Sabah gözlerimi açtığımda başımda her zamanki gibi bir ağrı vardı. Dün gece yine fazla kaçırmışım. Yataktan kalkıp mutfağa yürüdüm. Musluğu açtım, hiçbir şey gelmedi. Birkaç kere daha denedim, belki biraz su gelir diye. Yok.
"Lanet olsun," diye mırıldandım.
Plastik kovayı alıp kapıya yöneldim. Ayakkabılarımın bağcıkları çözüktü. Eğilip bağlamaya üşendim. Öylece sürüyerek merdivenlerden inmeye başladım.
Kapı aralandı. Jane Teyze'nin suratı göründü. "Yine su yok mu?"
"Evet teyze."
"Sen geçen ayın aidatını da ödemedin. Böyle gidersen ohoo..."
"Biliyorum teyze, biliyorum," diyerek sözünü kestim ve inmeye devam ettim.
Dışarı çıktığımda güneş gözlerimi kamaştırdı. Sokak her zamanki gibiydi. Karşıdaki bakkalın önünde birkaç çocuk, yolun ortasında top oynuyordu. Bizim apartmanın önünde park etmiş arabaların üzerinde sefil bir kedi yatıyordu.
Çeşmeye doğru yürürken eski ilkokulumun önünden geçtim. Tam orada, babam okulun ilk günü beni bırakmıştı."Seni çıkışta alacağım" demişti. O gün okul çıkışı kapıda bir saat beklemiştim. Sonunda öğretmenim beni eve bırakmıştı.

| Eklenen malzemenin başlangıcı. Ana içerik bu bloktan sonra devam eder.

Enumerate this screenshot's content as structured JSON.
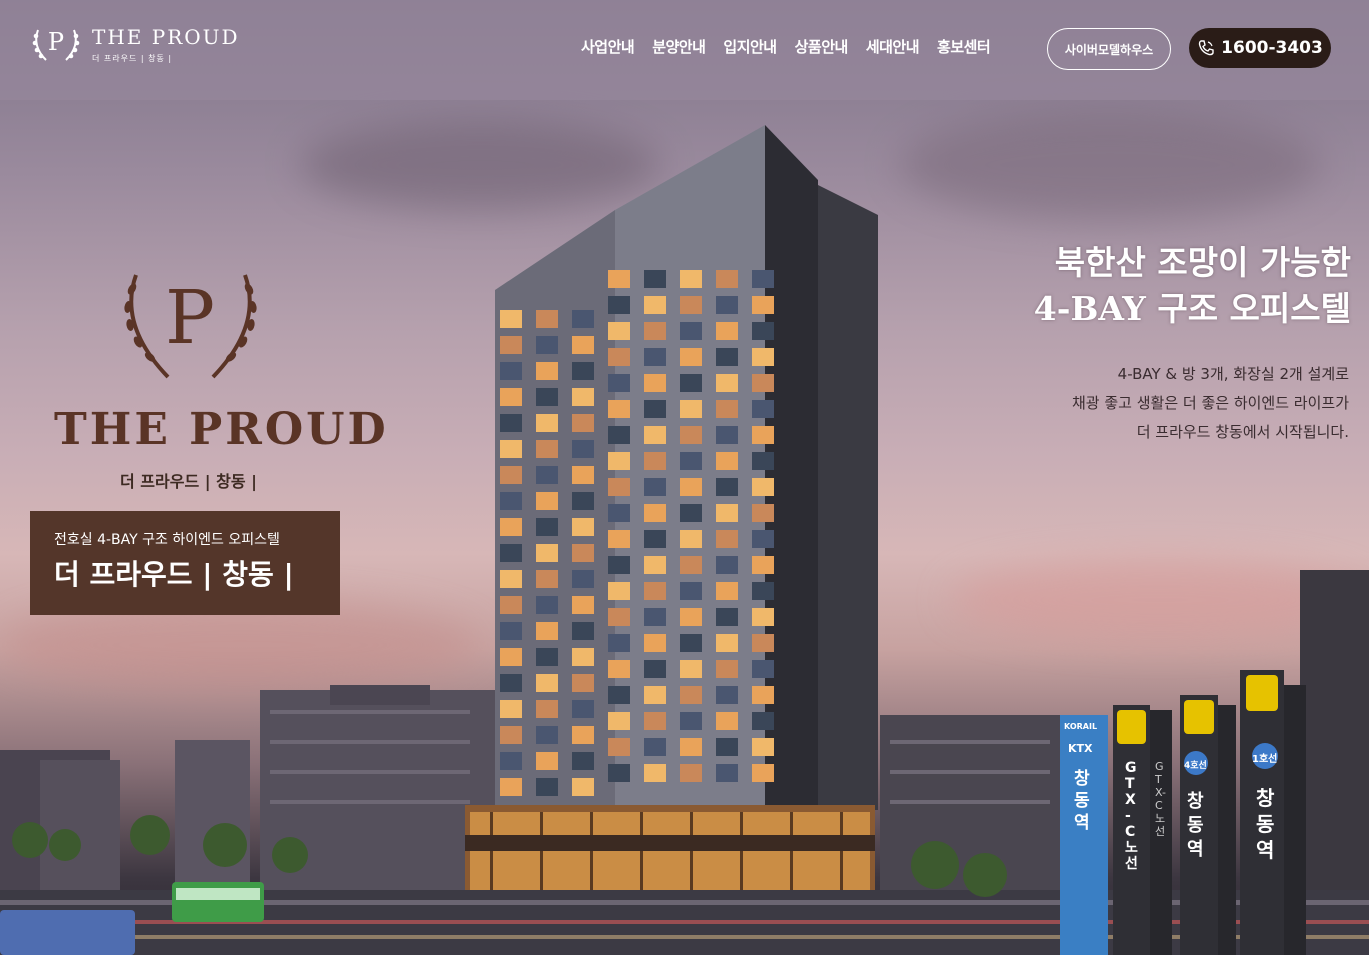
{
  "header": {
    "logo_title": "THE PROUD",
    "logo_subtitle": "더 프라우드 | 창동 |",
    "nav": [
      "사업안내",
      "분양안내",
      "입지안내",
      "상품안내",
      "세대안내",
      "홍보센터"
    ],
    "cyber_button": "사이버모델하우스",
    "phone": "1600-3403"
  },
  "brand": {
    "emblem_letter": "P",
    "name": "THE PROUD",
    "name_kr": "더 프라우드 | 창동 |"
  },
  "promo": {
    "subtitle": "전호실 4-BAY 구조 하이엔드 오피스텔",
    "title": "더 프라우드 | 창동 |"
  },
  "headline": {
    "line1": "북한산 조망이 가능한",
    "line2": "4-BAY 구조 오피스텔"
  },
  "description": {
    "line1": "4-BAY & 방 3개, 화장실 2개 설계로",
    "line2": "채광 좋고 생활은 더 좋은 하이엔드 라이프가",
    "line3": "더 프라우드 창동에서 시작됩니다."
  },
  "signs": {
    "korail": "KORAIL",
    "ktx": "KTX",
    "station1": "창동역",
    "gtx1": "GTX-C노선",
    "gtx2": "GTX-C노선",
    "line4": "4호선",
    "station2": "창동역",
    "line1": "1호선",
    "station3": "창동역"
  },
  "colors": {
    "brand_brown": "#54362a",
    "phone_bg": "#2a1c17",
    "sign_blue": "#3a7fc4",
    "sign_dark": "#2f2f35"
  }
}
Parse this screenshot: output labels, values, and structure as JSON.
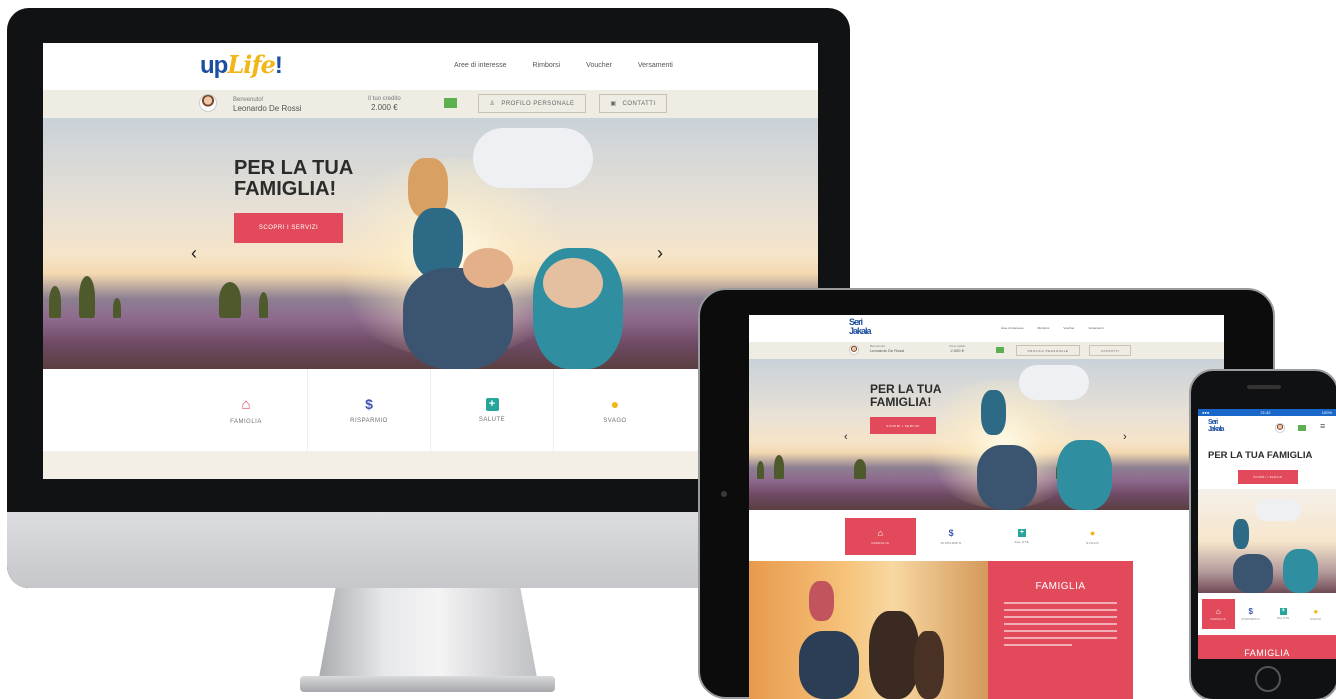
{
  "brand": {
    "logo_up": "up",
    "logo_life": "Life",
    "logo_bang": "!",
    "logo_seri": "Seri",
    "logo_jakala": "Jakala",
    "primary_color": "#e24a5c",
    "logo_blue": "#1d4fa0",
    "logo_yellow": "#f2b619"
  },
  "nav": {
    "items": [
      "Aree di interesse",
      "Rimborsi",
      "Voucher",
      "Versamenti"
    ]
  },
  "user": {
    "greeting": "Benvenuto!",
    "name": "Leonardo De Rossi",
    "credit_label": "Il tuo credito",
    "credit_value": "2.000 €"
  },
  "buttons": {
    "profile": "PROFILO PERSONALE",
    "contacts": "CONTATTI",
    "cta": "SCOPRI I SERVIZI"
  },
  "hero": {
    "title_line1": "PER LA TUA",
    "title_line2": "FAMIGLIA!",
    "mobile_title": "PER LA TUA FAMIGLIA"
  },
  "categories": [
    {
      "label": "FAMIGLIA",
      "icon": "home-icon",
      "color": "#e24a5c"
    },
    {
      "label": "RISPARMIO",
      "icon": "dollar-icon",
      "color": "#3f54b2"
    },
    {
      "label": "SALUTE",
      "icon": "plus-icon",
      "color": "#27a59b"
    },
    {
      "label": "SVAGO",
      "icon": "palette-icon",
      "color": "#f2b619"
    }
  ],
  "famiglia_section": {
    "title": "FAMIGLIA"
  },
  "phone_status": {
    "time": "21:32",
    "battery": "100%"
  }
}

Çeşmenin başında sıra vardı. Arkada beklemeye başladım. Önümdeki yaşlı adam elindeki gazeteyi okuyordu. Başlık dikkatimi çekti: "Son 5 yılda 20 kayıp vakası". Gözlerimi hemen kaçırdım.
Sıra bana geldiğinde kovayı doldurdum. Ağırlaşan kovayı iki elimle tutarak geri dönmeye başladım. Yolda parkta oturan Sean Amca'yı gördüm. Elinde her zamanki gibi içki şişesi vardı.
"Oğlum Travis!" diye seslendi. "Gel buraya, bir şey söyleyeceğim."
Yanına gittim. "Ne oldu amca?"
"Baban gibi olma sakın," dedi sarhoş sarhoş gülerek. "O da senin yaşlarındayken böyleydi. Bak sonra ne oldu."
"Babam içki içmezdi." dedim sertçe.
Sean Amca alaycı bir şekilde gülümsedi. "Demek öyle biliyorsun."
Kovayla eve doğru yürümeye devam ettim. Apartmanın merdivenlerini çıkarken bir ses duydum. Yukarıdan ayak sesleri geliyordu. Bizim kattan yukarısı boştu. Zaten en üst kat bizdik.
Durup dinledim. Sesler kesildi. Belki de kulağıma öyle gelmişti.
Kovayı mutfağa bıraktım. Yol boyunca ağırlığından dolayı sallaya sallaya getirdiğim suyun yarısı dökülmüştü. Buzdolabının üzerindeki fotoğrafa baktım. Babamla ben, ben sekiz yaşımdayken çekilmiş bir fotoğraf. İkimiz de gülüyorduk.
"Keşke şimdi burada olsaydın," dedim fotoğrafa. "Ne yapmam gerektiğini söylerdin belki."
Fotoğraftaki babam gülümsemeye devam ediyordu. Cevap vermiyordu tabii.